Missouri used to be one of two dozen states with laws that cap non-economic damages in medical malpractice suits according to the National Conference of State Legislatures. While Maryland was able to survive constitutional challenges, Alabama, New Hampshire, Oregon, Washington, Illinois, and Georgia have not survived similar challenges. And now, Missouri is the most recent state to strike down the cap on damages!
The case, which brought the constitutionality of the law to the court, involved a lawsuit by the mother of a young boy who was born with brain injuries after a delayed c-section led to fetal hypoxia and acidosis. The boy's mother sued the hospital and several physicians for negligent care.
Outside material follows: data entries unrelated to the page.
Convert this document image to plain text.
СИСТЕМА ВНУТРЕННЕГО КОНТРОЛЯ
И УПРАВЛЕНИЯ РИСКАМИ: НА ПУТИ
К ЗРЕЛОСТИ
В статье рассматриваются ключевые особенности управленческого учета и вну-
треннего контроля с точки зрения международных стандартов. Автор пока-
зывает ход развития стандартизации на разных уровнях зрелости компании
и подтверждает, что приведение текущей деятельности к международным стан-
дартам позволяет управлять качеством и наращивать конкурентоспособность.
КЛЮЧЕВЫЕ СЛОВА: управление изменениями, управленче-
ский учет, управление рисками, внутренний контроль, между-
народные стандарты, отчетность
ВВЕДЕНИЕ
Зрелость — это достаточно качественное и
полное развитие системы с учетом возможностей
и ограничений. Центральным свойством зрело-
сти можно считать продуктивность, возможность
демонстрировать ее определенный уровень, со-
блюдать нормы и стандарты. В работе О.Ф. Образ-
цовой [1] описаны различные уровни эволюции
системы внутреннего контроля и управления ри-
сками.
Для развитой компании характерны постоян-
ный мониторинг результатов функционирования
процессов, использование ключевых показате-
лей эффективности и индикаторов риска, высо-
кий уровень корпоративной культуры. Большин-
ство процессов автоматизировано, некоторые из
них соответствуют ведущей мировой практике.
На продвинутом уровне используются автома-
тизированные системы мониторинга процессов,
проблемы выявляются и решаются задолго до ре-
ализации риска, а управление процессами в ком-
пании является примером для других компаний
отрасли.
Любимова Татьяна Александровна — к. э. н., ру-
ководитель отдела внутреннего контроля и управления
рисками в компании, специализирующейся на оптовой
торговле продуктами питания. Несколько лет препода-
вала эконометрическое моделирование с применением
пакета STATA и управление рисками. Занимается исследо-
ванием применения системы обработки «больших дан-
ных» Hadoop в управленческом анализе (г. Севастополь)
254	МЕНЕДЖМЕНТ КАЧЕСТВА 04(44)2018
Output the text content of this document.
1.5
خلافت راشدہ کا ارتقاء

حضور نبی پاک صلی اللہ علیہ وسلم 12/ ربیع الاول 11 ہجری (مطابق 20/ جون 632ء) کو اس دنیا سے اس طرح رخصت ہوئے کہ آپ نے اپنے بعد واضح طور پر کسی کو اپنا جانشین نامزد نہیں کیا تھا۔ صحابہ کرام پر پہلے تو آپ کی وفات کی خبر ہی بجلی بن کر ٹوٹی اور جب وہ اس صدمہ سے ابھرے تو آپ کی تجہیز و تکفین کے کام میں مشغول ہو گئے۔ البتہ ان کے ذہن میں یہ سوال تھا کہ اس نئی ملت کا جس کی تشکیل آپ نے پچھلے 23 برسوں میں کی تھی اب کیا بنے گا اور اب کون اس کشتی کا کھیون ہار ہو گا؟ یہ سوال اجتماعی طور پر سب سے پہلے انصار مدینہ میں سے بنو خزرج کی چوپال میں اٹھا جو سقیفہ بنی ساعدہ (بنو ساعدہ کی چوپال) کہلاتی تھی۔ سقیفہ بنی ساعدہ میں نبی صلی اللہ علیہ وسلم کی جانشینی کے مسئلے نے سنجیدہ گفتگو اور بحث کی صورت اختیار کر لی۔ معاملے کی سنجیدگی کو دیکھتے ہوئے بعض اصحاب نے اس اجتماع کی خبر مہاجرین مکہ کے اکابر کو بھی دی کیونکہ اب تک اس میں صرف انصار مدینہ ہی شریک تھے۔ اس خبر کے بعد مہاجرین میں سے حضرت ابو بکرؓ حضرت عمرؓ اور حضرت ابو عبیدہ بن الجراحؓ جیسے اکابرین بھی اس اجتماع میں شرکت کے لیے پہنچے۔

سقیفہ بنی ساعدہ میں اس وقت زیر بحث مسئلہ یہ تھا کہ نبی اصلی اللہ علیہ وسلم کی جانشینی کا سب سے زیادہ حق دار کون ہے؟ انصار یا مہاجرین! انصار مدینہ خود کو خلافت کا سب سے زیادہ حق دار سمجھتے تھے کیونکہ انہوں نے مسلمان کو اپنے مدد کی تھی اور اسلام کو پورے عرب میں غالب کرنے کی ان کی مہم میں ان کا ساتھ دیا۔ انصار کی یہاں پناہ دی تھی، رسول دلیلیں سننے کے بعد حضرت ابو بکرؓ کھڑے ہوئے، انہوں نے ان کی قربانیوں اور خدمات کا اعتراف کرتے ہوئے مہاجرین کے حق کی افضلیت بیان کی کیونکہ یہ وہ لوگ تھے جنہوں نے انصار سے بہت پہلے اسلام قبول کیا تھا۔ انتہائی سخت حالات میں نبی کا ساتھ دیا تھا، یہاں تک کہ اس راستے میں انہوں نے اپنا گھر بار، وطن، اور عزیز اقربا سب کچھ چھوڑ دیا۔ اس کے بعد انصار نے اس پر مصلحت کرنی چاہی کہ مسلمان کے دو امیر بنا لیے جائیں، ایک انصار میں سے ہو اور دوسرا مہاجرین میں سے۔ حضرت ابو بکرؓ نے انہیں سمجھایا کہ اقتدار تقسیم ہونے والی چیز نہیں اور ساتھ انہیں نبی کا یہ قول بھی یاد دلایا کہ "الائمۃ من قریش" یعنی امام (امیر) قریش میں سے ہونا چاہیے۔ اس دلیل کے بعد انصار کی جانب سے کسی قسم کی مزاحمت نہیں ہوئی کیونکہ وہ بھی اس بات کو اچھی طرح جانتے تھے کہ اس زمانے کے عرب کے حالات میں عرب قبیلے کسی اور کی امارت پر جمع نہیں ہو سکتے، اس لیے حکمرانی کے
The jury ruled in favor of the mother and awarded her $3.4 million in future medical damages and $1.5 million in noneconomic damages. The judge reduced the noneconomic damages to $350,000, which was the limit set by Missouri law.
The Missouri Supreme Court struck down the state law that capped noneconomic damages in medical malpractice cases at $350,000. It declared that the law infringed on a person's right to trial by jury, which includes the right to have a jury set damages.
The federal government and proponents of medical malpractice caps have long discussed passing a federal cap on damages. However, cases such as the latest in Missouri, that strike down the laws based on the unconstitutionality of the law are demonstrative of how the U.S. Supreme Court may rule if such a federal law were to be passed and then challenged.